Рори хоть и находил, что Маджид заслуживает презрения за отказ поступить по-арабски с некогда любимыми, а теперь ополчившимися на него сестрами, как они того заслуживают, однако восхищался прочностью семейных уз, послужившей причиной отказа, и даже завидовал ей, хотя сам не знал семейного тепла. Добавлялось сюда и уважение к покойному султану, назначившему своим преемником этого сына.

Однажды, впервые годы пребывания на острове, Рори оказал отцу Маджида невольную услугу. Некий распутный друг султана, гостя на Занзибаре, навлек на себя гнев вождя местного племени. Вождь потребовал головы гостя (была затронута добродетель взбалмошной дочери вождя, о подробностях обе стороны по понятным причинам умалчивали). Султан не мог выдать обидчика, так как Рори, получивший хорошую плату, тайком провел этого человека на борт «Фурии» и благополучно доставил домой, никого не ставя об этом в известность. Ничего особенного тут не было, но Саид, узнавший впоследствии, как произошел побег, проникся к Эмори Фросту благодарностью и предоставил во владение ему и его потомкам дом на срок в сто пятьдесят лет.
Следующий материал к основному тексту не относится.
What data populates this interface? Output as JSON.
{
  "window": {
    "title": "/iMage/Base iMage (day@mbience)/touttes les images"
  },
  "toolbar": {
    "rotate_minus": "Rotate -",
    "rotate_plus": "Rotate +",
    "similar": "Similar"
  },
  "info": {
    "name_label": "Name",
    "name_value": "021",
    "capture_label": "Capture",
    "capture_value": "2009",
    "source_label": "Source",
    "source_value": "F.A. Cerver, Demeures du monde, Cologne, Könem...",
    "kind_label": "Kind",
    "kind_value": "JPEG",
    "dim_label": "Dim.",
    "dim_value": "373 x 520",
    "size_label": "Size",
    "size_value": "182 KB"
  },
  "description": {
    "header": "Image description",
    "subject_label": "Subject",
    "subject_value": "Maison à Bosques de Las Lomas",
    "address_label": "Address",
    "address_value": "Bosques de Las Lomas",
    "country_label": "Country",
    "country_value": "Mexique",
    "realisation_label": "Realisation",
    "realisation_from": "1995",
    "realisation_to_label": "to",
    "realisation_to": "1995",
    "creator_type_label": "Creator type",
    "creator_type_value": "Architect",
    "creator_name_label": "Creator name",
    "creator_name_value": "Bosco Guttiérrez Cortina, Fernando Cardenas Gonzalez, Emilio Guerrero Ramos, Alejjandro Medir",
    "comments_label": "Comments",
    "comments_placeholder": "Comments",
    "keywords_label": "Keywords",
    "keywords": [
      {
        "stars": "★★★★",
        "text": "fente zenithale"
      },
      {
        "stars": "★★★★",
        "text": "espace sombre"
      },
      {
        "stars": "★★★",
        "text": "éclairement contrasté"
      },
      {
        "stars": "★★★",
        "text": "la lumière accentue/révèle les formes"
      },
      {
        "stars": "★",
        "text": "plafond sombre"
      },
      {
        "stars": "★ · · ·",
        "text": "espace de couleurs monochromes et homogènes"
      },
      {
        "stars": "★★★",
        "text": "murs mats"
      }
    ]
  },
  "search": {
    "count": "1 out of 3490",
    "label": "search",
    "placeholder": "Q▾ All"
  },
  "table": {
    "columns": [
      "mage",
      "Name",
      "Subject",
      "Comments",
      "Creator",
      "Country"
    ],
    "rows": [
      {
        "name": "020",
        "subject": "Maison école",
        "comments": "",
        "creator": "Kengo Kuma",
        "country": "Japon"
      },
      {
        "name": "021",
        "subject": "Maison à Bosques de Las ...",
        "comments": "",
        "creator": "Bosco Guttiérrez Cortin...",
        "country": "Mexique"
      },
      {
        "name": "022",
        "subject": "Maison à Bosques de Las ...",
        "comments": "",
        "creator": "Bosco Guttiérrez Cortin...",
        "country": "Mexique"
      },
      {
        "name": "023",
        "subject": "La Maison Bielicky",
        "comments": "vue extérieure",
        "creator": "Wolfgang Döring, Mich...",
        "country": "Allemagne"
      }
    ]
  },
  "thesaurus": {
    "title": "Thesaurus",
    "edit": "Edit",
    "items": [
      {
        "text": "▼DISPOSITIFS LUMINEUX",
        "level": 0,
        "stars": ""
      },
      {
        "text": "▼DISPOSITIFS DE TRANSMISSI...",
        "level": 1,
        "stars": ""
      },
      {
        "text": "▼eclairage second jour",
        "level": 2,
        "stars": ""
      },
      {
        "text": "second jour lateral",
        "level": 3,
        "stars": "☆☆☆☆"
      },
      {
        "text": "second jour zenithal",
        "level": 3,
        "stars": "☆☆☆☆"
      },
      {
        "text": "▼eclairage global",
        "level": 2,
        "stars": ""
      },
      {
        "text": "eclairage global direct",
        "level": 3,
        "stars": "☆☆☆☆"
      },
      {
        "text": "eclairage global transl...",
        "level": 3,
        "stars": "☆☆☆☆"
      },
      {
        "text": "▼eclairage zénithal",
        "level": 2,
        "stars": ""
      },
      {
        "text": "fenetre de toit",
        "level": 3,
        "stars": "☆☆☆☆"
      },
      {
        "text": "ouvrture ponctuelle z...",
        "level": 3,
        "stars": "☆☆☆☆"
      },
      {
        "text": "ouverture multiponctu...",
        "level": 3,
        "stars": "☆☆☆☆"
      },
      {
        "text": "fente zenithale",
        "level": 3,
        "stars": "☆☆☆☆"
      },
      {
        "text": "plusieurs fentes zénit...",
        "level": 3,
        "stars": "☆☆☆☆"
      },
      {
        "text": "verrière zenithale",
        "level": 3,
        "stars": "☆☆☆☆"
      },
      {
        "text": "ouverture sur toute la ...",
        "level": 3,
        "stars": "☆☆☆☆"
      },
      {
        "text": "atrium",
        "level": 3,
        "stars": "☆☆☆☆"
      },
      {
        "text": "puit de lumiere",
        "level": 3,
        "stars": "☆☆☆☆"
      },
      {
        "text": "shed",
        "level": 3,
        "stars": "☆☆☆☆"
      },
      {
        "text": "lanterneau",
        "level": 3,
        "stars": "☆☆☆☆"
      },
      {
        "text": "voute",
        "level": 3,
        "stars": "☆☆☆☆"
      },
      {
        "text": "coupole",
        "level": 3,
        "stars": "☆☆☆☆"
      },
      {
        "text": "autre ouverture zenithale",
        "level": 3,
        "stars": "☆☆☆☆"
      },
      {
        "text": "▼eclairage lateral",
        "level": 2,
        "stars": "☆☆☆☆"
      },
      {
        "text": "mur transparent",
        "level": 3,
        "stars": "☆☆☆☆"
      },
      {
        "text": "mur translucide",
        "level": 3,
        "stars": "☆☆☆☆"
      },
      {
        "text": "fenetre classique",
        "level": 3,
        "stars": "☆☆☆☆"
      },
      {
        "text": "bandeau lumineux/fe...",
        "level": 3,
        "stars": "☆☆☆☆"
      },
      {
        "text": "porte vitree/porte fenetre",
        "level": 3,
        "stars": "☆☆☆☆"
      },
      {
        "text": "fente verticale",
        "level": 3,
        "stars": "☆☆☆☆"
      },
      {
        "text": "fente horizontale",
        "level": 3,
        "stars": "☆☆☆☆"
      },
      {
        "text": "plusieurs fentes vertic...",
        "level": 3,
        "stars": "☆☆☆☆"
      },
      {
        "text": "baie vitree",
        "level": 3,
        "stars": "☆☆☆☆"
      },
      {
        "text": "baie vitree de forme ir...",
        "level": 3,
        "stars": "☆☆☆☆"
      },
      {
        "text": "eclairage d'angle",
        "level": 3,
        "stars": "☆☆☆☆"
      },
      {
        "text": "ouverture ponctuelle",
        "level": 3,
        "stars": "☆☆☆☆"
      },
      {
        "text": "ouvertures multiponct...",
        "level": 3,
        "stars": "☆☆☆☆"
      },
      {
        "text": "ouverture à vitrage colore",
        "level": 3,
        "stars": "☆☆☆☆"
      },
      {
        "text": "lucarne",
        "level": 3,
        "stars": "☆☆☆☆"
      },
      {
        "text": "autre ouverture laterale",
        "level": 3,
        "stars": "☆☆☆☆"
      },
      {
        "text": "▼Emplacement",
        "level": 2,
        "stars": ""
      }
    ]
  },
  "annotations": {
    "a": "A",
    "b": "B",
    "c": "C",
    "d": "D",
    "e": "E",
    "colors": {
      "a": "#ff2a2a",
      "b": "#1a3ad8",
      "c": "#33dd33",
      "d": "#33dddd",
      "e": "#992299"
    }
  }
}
Оманский Лев поражал всех, кто встречался с ним, и Фрост не был исключением. Уже только ради памяти о нем Рори готов сделать все возможное, чтобы сын Саида избежал смерти, которую неминуемо повлекло бы за собой удачное восстание. Однако, глядя в лунном свете на лицо этого сына, он понял, как нелегко помочь тому, кто не хочет помогать себе сам.

Маджид сказал.

– С Баргашом я поступлю, как ты предлагаешь. Он становится чересчур наглым, надо поставить его на место. А сестрам достаточным наказанием будет увидеть, что мое недовольство обрушилось на брата, которого они поддерживали, и что их интриги привели его к такому исходу. Вызови моих слуг, и я сделаю то, что должен. Ты прав – такие дела нужно совершать ночью. День – слишком приятное время. Доброй ночи, друг. Пусть твой сон будет лучше моего!

Это было предложением удалиться, и Рори поклонился, коснувшись ладонью по арабскому обычаю лба и груди. В этом жесте, означающем покорность, не было и тени насмешки. Повернувшись, он спустился по крутой каменной лестнице, отправил сонных слуг к султану и вышел на улицу.

Из темноты за воротами появилась фигура и пристроилась к нему сбоку, другая, повыше, пошла в нескольких шагах сзади.

– Ну? – спросил Бэтти Поттер.

В ответ Рори лишь пожал плечами.

– Вот как? – сочувственно произнес Бэтти. – Ну что ж, если он не хочет действовать решительно, ему же хуже.

– И нам, – лаконично сказал Рори.

– Очень может быть. Что же собирается делать Его безмозглое Величество? Ничего, как всегда?

– Он сейчас отправляет стражу арестовать брата.

– Да ну? – с изумлением произнес Бэтти. – Приятная новость.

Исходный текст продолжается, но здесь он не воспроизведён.